L’opinion parmi nous veut qu’on soumette
les amants à une épreuve exacte et honnête, qu’on cède aux uns, qu’on fuie les
autres ; aussi encourage-t-elle à la fois l’amant à poursuivre et l’aimé à
fuir ; elle examine, elle éprouve à quelle espèce appartient l’amant, à
quelle espèce, l’aimé. C’est pour cette raison qu’elle attache de la honte à se
rendre vite : elle veut qu’on prenne du temps ; car l’épreuve du
temps est généralement sûre. Il n est pas beau non plus de céder au prestige
des richesses et du pouvoir, soit qu’on tremble devant la persécution et qu’on
n’ose y résister, soit qu’on ne sache pas s’élever au-dessus des séductions de
l’argent et des emplois ; car rien de tout cela ne paraît ni ferme ni
stable, outre qu’une amitié généreuse ne saurait en sortir. Il ne reste donc,
étant donné l’esprit de nos mœurs, qu’une seule manière honnête pour l’aimé de
complaire à l’amant ; car de même qu’il n’y a, nous l’avons dit, ni
bassesse ni honte dans la servitude volontaire, si complète soit-elle, de
l’amant envers l’aimé, ainsi n’y a-t-il aussi qu’une autre servitude volontaire
qui échappe au blâme c’est la servitude où l’on s’engage pour la vertu.

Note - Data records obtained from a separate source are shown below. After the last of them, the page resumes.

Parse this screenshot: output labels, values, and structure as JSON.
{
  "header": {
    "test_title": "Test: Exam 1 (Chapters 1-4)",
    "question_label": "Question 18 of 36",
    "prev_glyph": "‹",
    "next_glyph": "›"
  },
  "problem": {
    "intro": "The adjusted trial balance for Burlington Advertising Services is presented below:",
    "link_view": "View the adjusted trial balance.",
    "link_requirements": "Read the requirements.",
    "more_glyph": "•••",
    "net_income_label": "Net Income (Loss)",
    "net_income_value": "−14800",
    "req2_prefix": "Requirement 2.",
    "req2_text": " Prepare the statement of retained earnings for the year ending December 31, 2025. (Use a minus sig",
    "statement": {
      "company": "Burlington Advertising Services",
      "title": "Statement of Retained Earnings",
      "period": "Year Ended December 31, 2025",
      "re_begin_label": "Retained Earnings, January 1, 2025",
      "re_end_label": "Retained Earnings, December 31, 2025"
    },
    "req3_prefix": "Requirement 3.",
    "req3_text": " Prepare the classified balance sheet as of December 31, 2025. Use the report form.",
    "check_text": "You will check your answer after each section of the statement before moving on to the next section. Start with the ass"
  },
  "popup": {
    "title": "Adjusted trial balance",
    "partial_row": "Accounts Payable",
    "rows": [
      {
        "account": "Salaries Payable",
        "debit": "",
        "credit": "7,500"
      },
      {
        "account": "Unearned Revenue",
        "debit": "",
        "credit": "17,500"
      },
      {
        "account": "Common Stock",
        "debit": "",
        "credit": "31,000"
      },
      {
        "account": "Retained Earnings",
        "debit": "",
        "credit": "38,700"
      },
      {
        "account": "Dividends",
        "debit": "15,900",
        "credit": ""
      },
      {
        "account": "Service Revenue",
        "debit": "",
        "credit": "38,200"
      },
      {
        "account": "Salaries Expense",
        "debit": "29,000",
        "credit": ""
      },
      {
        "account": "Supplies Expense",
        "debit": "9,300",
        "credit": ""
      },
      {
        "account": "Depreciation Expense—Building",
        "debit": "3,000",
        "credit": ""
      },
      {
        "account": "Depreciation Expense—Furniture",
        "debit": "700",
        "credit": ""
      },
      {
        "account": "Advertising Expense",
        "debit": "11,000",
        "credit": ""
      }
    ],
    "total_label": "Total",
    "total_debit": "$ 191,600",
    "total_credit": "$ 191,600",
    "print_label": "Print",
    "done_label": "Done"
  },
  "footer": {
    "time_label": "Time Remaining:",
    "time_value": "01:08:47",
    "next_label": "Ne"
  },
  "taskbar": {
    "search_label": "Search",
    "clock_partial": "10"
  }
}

C’est une opinion qui fait loi chez nous
que, si quelqu’un se résout à en servir un autre, parce qu’il espère, grâce à
lui, faire des progrès dans la sagesse ou dans toute autre partie de la vertu,
cet esclavage volontaire ne comporte non plus ni honte ni bassesse. Il faut que
ces deux lois concourent au même but, et celle qui concerne l’amour des
garçons, et celle qui concerne la philosophie et les autres parties de la
vertu, si l’on veut qu’il soit beau d’accorder ses faveurs à un amant ;
car lorsque l’amant et l’aimé s’accordent à prendre pour loi, l’un, de rendre
au bien-aimé complaisant tous les services compatibles avec la justice,
l’autre, d’avoir toutes les complaisances compatibles avec la justice pour
celui qui le rend sage et bon, l’un pouvant contribuer à donner la sagesse et
toutes les autres vertus, l’autre cherchant la science et la sagesse ;
quand donc cet accord se rencontre, alors seulement il est honnête de se donner
à un amant ; autrement, non pas. Alors il n’y a pas de honte même à être
trompé, tandis qu’en tout autre cas, trompé ou non, on se déshonore. Si en
effet quelqu’un se rend à un amant par cupidité, parce qu’il le croit riche, et
qu’il soit trompé et n’en obtienne pas d’argent, l’amant se trouvant être
pauvre, il n’encourt pas moins de honte ; un tel homme, en effet, découvre
le fond de son âme et laisse voir que pour de l’argent il est prêt à toutes les
complaisances envers le premier venu, et cela n’est pas beau. Le même
raisonnement s’applique à celui qui se rend à un amant, parce qu’il le croit
vertueux et qu’il espère se perfectionner grâce à son amitié : s’il est
trompé, l’amant se trouvant être mauvais et sans vertu, sa déception est
néanmoins honorable ; car lui aussi montre le fond de son âme, et laisse
voir qu’il est prêt à toutes les complaisances envers n’importe qui, pour
acquérir la vertu et devenir meilleur, et ceci, en revanche, est singulièrement
beau. La conclusion est qu’il est parfaitement honorable de se donner en vue de
la vertu.
Cet amour est celui de l’Aphrodite
céleste, céleste lui-même, utile à l’État et aux particuliers ; car il
contraint et l’amant et l’aimé à veiller soigneusement sur eux-mêmes pour se
rendre vertueux. Tous les autres amours appartiennent à l’autre déesse, la
populaire. Voilà, Phèdre, tout ce que je puis t’improviser sur l’Amour, pour
payer ma quote-part.
Platon,
Le Banquet (183d-185c), traduction
Émile Chambry.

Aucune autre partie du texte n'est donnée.